Up front, I will say that the movie probably influenced my reaction to the book, so if you’re looking for an unbiased opinion, you may want to go elsewhere. Jurassic Park is one of my top 3 favorite movie franchises, if not the top, even though I can certainly admit that there are some duds in there. I just don’t care; I love them anyway. I did read this book once, back in high school, most likely because of how much I already liked the first couple of movies then.

Now reading it again, I think I appreciated it even more than I did back then. Yes, the science gets a little long-winded, as do Malcolm’s speeches, so I might have skimmed a little. But that doesn’t keep me from enjoying a book. Outside of that, there is a lot of excitement, and even though Malcolm won’t shut up, I really liked his character. The race against time caused by the juvenile raptors on the boat headed for the mainland adds even higher stakes. And the book doesn’t make quite as many huge leaps about dinosaurs that paleontologists couldn’t possibly know for sure, but rather the characters have to learn about them and deduce what they can expect as they go.

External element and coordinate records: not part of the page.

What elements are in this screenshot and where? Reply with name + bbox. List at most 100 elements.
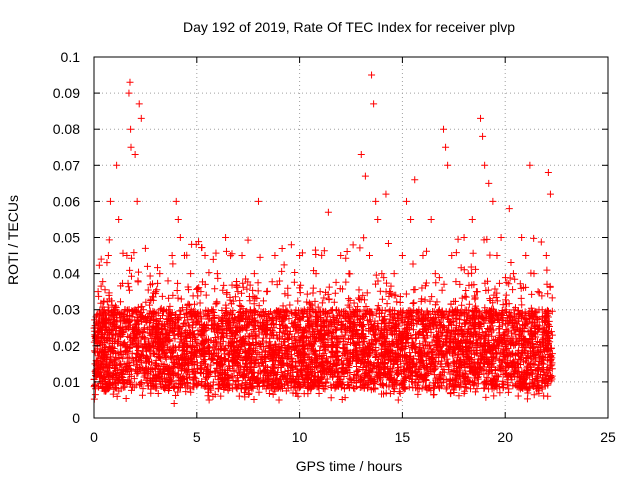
- data-point-band: [253, 375, 261, 383]
- data-point-band: [146, 272, 154, 280]
- data-point-band: [332, 278, 340, 286]
- data-point-band: [465, 300, 473, 308]
- data-point-band: [499, 347, 507, 355]
- data-point-band: [167, 324, 175, 332]
- data-point-band: [318, 251, 326, 259]
- data-point-band: [115, 324, 123, 332]
- data-point-band: [144, 382, 152, 390]
- data-point-band: [146, 281, 154, 289]
- data-point-band: [158, 322, 166, 330]
- data-point-band: [217, 392, 225, 400]
- data-point-band: [276, 310, 284, 318]
- data-point-band: [502, 291, 510, 299]
- data-point-band: [108, 326, 116, 334]
- data-point-band: [312, 308, 320, 316]
- data-point-band: [474, 355, 482, 363]
- data-point-band: [511, 373, 519, 381]
- data-point-band: [366, 351, 374, 359]
- data-point-band: [516, 377, 524, 385]
- data-point-band: [331, 289, 339, 297]
- data-point-band: [437, 370, 445, 378]
- data-point-band: [199, 337, 207, 345]
- data-point-band: [123, 343, 131, 351]
- data-point-band: [487, 347, 495, 355]
- data-point-band: [480, 236, 488, 244]
- data-point-band: [538, 385, 546, 393]
- data-point-band: [205, 371, 213, 379]
- data-point-band: [155, 368, 163, 376]
- data-point-band: [462, 370, 470, 378]
- data-point-band: [456, 373, 464, 381]
- data-point-band: [162, 355, 170, 363]
- data-point-band: [520, 358, 528, 366]
- data-point-band: [458, 337, 466, 345]
- data-point-band: [471, 294, 479, 302]
- data-point-band: [400, 359, 408, 367]
- data-point-band: [307, 355, 315, 363]
- data-point-band: [355, 295, 363, 303]
- data-point-band: [373, 371, 381, 379]
- data-point-band: [246, 297, 254, 305]
- data-point-band: [330, 341, 338, 349]
- data-point-band: [491, 285, 499, 293]
- data-point-band: [241, 322, 249, 330]
- data-point-band: [246, 350, 254, 358]
- data-point-band: [182, 388, 190, 396]
- data-point-band: [386, 353, 394, 361]
- data-point-band: [530, 361, 538, 369]
- data-point-band: [185, 322, 193, 330]
- data-point-band: [427, 360, 435, 368]
- data-point-band: [527, 328, 535, 336]
- data-point-band: [296, 289, 304, 297]
- data-point-band: [483, 373, 491, 381]
- data-point-band: [284, 284, 292, 292]
- data-point-band: [436, 309, 444, 317]
- data-point-band: [389, 330, 397, 338]
- data-point-band: [242, 356, 250, 364]
- data-point-band: [138, 391, 146, 399]
- data-point-band: [113, 314, 121, 322]
- data-point-band: [149, 296, 157, 304]
- data-point-band: [548, 365, 556, 373]
- data-point-band: [379, 371, 387, 379]
- data-point-band: [539, 346, 547, 354]
- data-point-band: [191, 370, 199, 378]
- data-point-band: [222, 247, 230, 255]
- data-point-band: [339, 360, 347, 368]
- data-point-band: [529, 333, 537, 341]
- data-point-band: [476, 335, 484, 343]
- data-point-band: [527, 269, 535, 277]
- data-point-band: [170, 384, 178, 392]
- data-point-band: [291, 269, 299, 277]
- data-point-band: [210, 349, 218, 357]
- data-point-band: [337, 357, 345, 365]
- data-point-band: [333, 368, 341, 376]
- data-point-band: [177, 307, 185, 315]
- data-point-band: [396, 345, 404, 353]
- data-point-band: [105, 311, 113, 319]
- data-point-band: [462, 381, 470, 389]
- data-point-band: [438, 312, 446, 320]
- data-point-band: [336, 285, 344, 293]
- data-point-band: [509, 286, 517, 294]
- data-point-band: [490, 392, 498, 400]
- data-point-band: [236, 327, 244, 335]
- data-point-band: [275, 379, 283, 387]
- data-point-band: [113, 392, 121, 400]
- data-point-band: [220, 281, 228, 289]
- data-point-band: [199, 349, 207, 357]
- data-point-band: [437, 318, 445, 326]
- data-point-band: [166, 353, 174, 361]
- data-point-band: [343, 340, 351, 348]
- data-point-band: [112, 383, 120, 391]
- data-point-band: [455, 383, 463, 391]
- data-point-band: [530, 391, 538, 399]
- data-point-band: [535, 354, 543, 362]
- data-point-band: [168, 377, 176, 385]
- data-point-band: [472, 368, 480, 376]
- data-point-band: [458, 294, 466, 302]
- data-point-band: [480, 370, 488, 378]
- data-point-band: [366, 366, 374, 374]
- data-point-band: [384, 240, 392, 248]
- data-point-band: [219, 382, 227, 390]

I have seen the movie too many times to not have been constantly comparing the two as I read, and I even made some notes to help myself keep both the similarities and differences straight (some were things that were used in the 2nd movie, even though there’s also a 2nd book). But I do think the book stands on its own and should be read by fans of the movie, which is more famous than the book, but does owe its existence to the book.